You’ll want to set some safety rules and guidelines for the house. Who should they call in an emergency? Do they know how to call 911? Do they have a way to communicate with you? When should they open the door and not open the door? What should they do if there’s a fire? Run through potential scenarios and have a plan so the child feels prepared and confident how to act in these situations. They should also be able to recite their full name, address, and phone number.
Will they be responsible for siblings?
It’s one thing for a child to be able to stay home by himself, but it takes an even more mature, capable child to be responsible for a sibling.
Have they practiced?
They may find it helpful to begin with small increments. During the day time, start with leaving your child alone while you take a 10-minute walk. Then run a quick errand. Build up to an hour or two. Allow them to practice their skills and gain confidence over time. I would like to note that nighttime is not the best time to practice, nor is it the best time for kids to stay home alone. It requires a whole different level of consideration.

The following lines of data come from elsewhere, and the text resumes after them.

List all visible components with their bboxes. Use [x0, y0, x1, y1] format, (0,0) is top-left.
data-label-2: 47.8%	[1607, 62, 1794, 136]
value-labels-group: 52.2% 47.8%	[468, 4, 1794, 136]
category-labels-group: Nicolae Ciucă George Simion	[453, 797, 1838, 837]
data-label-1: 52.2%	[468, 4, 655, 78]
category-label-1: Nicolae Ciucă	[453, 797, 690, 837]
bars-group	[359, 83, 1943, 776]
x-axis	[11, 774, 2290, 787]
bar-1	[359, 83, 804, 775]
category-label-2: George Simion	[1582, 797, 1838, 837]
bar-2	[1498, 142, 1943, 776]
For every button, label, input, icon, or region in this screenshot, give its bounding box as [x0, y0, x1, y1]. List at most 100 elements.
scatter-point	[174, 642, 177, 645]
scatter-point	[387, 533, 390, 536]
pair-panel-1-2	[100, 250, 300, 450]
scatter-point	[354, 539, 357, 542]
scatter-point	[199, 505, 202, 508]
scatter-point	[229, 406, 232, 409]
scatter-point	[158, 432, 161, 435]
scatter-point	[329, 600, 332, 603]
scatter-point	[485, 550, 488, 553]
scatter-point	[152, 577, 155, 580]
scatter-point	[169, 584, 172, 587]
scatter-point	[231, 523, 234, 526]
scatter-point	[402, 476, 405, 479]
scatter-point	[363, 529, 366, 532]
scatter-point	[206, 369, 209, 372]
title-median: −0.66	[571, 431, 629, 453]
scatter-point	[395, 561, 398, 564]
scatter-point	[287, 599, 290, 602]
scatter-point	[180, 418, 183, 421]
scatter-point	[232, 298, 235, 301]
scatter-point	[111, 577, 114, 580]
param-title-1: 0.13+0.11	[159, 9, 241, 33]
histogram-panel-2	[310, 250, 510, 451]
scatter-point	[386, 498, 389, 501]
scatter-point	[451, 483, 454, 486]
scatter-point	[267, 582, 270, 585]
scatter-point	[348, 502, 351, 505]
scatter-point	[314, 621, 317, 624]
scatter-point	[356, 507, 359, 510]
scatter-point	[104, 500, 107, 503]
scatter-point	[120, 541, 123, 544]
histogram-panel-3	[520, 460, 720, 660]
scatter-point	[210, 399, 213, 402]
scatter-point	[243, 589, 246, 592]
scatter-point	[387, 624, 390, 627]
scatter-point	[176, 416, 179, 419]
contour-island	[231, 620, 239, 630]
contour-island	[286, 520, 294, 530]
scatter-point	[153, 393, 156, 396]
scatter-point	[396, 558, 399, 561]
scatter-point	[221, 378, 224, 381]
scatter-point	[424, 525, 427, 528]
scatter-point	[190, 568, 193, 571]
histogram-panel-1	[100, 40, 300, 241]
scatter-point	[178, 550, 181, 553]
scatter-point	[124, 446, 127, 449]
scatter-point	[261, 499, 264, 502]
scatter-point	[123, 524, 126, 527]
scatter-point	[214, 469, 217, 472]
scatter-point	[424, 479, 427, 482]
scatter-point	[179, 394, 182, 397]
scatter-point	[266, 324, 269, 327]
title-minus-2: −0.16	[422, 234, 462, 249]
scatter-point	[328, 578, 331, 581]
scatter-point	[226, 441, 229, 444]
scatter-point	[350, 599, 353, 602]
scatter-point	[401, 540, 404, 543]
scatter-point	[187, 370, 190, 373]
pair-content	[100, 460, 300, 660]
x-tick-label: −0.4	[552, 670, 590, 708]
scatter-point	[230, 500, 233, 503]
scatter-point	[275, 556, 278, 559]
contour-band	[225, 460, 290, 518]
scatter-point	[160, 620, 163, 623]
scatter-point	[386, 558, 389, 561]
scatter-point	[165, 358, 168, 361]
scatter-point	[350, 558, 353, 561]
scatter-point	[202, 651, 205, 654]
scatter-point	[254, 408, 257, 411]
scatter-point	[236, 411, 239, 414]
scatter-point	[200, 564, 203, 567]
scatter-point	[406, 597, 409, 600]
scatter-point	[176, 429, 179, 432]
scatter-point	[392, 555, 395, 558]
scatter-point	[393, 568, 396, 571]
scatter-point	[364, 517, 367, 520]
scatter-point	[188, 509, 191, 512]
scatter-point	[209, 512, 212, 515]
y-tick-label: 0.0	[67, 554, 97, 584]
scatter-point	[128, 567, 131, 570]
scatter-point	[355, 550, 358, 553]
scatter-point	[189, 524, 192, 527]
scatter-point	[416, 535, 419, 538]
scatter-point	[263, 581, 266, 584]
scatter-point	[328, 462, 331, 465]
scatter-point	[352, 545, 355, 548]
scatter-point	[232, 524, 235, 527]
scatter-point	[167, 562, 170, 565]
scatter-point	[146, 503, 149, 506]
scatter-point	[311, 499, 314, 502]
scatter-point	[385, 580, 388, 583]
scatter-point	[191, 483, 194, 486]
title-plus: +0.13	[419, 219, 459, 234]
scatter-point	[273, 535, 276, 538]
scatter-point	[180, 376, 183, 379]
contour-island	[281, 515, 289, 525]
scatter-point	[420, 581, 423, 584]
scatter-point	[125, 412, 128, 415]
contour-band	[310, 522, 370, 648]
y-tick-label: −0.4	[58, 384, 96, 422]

In my mind, the length of time a child can be left alone should be proportional to their age, maturity level, and comfort with being left alone. If your kids are old and mature enough to stay home alone for longer periods during the day time, I recommend having a schedule to keep them busy, including some chores. Also, have a designated check-in time to make sure that everything is going well. These things teach them how to be responsible and to take care of themselves, which will help them as they continue to grow and mature.